Dredging in the lake is not possible in the winter. Yann Blouet then has time to call in at the Liebherr plant in Nenzing. Even after almost twenty years of experience in the job, he is still enthusiastic about the processes used there in the production of the various crawler cranes, duty cycle crawler cranes and piling and drilling rigs. "I find anything to do with technology interesting," says Blouet. In the plant, the sparks fly up into the dark air in the production shop. The building is as tall as an aircraft hangar. A fitter cuts metal sheets for the vehicles. The "boom" and the "needle", the two arms of a duty cycle crawler crane, lie on the bare floor as if in a state of slumber. Blouet talks shop with the workers, showing interest in every detail, however small. This goes down well at the plant. "After all, quality is important to all of us," says Blouet. This applies as much to the design, production and processing as it does to ensuring absolutely safe and reliable use in the often harsh conditions of day-to-day work.
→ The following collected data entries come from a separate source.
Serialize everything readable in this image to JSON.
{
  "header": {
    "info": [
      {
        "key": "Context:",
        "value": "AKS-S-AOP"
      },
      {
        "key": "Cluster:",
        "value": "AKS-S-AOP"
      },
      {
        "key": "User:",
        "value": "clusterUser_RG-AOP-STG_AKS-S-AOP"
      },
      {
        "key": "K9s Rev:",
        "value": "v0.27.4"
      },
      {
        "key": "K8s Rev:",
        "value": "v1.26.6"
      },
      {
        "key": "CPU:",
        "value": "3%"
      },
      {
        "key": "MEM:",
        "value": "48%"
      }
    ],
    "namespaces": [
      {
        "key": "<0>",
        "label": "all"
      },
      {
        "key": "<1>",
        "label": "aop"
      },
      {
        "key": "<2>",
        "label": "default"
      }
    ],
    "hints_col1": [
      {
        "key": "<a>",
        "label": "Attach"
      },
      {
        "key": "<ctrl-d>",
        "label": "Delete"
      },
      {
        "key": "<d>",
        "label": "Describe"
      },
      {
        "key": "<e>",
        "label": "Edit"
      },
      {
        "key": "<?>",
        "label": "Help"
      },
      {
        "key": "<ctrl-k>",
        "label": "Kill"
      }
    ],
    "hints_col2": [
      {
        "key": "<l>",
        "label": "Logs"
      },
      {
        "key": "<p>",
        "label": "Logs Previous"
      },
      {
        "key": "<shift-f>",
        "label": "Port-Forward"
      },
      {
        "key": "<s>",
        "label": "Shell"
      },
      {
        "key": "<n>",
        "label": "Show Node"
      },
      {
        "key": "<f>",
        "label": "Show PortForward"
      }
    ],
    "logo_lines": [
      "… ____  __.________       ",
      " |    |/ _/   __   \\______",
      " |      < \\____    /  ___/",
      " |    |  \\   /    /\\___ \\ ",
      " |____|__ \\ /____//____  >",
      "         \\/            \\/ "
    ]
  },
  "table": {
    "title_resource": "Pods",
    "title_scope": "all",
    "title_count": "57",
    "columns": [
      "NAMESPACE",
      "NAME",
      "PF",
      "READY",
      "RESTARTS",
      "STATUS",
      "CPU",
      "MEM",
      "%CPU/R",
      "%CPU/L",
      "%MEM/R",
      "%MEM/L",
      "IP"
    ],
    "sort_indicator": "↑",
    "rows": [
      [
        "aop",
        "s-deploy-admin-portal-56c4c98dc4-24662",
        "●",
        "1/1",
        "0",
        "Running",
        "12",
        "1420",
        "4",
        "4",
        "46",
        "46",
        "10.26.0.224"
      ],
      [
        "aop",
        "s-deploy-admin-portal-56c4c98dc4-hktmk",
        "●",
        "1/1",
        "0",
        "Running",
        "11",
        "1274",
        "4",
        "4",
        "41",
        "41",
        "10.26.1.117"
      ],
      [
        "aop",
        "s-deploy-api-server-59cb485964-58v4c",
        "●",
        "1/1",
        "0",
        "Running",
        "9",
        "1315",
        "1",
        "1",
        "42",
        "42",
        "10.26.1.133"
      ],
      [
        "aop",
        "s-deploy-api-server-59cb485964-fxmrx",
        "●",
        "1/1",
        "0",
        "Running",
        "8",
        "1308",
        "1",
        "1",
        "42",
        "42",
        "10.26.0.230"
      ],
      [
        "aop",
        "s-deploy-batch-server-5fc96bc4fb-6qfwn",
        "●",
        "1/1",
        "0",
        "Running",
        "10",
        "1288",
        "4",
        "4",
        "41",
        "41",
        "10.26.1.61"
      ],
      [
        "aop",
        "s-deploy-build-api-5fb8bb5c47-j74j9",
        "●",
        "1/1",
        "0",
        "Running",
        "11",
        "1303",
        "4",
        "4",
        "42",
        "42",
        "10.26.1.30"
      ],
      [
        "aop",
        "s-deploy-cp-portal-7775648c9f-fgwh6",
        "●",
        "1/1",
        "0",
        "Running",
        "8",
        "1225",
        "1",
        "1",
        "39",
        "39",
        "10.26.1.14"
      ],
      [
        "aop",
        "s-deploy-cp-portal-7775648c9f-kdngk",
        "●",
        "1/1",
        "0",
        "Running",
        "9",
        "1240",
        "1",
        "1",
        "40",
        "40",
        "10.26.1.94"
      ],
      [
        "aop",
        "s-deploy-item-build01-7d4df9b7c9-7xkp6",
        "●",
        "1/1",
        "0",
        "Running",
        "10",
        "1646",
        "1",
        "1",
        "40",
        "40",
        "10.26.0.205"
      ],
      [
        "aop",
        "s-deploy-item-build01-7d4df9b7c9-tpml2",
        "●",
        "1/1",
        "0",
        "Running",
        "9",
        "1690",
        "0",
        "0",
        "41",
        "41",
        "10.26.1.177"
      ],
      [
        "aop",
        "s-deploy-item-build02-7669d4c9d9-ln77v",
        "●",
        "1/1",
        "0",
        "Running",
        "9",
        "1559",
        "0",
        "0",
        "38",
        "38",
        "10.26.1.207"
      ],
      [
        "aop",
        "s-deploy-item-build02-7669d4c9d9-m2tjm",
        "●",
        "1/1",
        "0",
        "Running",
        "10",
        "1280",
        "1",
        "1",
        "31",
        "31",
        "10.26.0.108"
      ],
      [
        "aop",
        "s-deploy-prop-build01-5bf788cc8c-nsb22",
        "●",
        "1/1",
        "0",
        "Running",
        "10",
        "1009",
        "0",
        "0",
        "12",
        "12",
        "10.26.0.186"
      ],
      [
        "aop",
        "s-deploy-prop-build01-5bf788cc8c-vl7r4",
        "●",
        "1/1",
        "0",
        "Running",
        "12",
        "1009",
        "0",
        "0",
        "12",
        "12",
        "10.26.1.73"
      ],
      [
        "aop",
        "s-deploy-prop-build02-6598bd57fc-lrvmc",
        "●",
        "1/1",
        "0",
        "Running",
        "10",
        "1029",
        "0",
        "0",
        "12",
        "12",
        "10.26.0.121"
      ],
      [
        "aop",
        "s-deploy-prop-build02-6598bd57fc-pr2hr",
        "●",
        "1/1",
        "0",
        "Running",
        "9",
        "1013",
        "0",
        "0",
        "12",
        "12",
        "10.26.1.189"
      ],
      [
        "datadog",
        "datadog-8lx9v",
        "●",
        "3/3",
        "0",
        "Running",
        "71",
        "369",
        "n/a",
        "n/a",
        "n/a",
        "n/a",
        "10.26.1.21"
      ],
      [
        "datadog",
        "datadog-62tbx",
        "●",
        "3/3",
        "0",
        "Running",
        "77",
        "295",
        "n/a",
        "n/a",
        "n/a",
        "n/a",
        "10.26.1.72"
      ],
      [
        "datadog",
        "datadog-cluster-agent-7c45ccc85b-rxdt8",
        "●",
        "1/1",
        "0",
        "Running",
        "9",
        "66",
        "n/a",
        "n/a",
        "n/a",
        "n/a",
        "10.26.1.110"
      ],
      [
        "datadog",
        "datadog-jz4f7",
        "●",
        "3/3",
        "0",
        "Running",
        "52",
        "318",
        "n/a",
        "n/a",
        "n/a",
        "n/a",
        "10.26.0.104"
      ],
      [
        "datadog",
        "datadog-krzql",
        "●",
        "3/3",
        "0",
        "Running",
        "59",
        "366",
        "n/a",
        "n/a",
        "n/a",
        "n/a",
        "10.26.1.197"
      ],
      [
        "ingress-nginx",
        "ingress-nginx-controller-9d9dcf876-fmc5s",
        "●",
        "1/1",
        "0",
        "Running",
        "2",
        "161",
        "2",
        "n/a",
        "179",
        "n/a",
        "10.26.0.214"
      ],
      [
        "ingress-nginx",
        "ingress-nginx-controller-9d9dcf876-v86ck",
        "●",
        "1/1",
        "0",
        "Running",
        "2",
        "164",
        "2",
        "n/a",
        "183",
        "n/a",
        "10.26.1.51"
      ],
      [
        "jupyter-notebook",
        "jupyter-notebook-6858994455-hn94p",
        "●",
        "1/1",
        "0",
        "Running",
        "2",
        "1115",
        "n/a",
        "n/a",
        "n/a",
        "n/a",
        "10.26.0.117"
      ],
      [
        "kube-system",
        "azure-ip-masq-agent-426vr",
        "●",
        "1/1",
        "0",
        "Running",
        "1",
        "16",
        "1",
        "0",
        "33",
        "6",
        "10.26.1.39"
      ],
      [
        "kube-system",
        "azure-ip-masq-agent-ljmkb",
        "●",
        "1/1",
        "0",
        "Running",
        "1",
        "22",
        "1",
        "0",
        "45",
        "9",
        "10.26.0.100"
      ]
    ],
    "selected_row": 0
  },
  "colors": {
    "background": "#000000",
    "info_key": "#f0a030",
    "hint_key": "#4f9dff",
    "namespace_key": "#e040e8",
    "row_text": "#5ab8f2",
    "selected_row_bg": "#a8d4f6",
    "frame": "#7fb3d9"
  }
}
I enjoy working in this environment with its unparalleled combination of technology and nature.

Yann Blouet

Back to Lago di Luzzone. Blouet is dredging close to the reservoir dam. But the crane operator is not entirely happy with what he is lifting out. The monitor shows a distance of twenty metres from the outflow grid. Blouet reaches for the walkie-talkie and calls to the barge operator behind him: "Move closer in!" The barge moves forward slowly. Only another ten metres or so to the wall. Blouet lets the grab shoot down. Blouet's dredger, with its 32-metre-long boom, is now almost dwarfed by the more-than-200-metre-high concrete wall looming over it.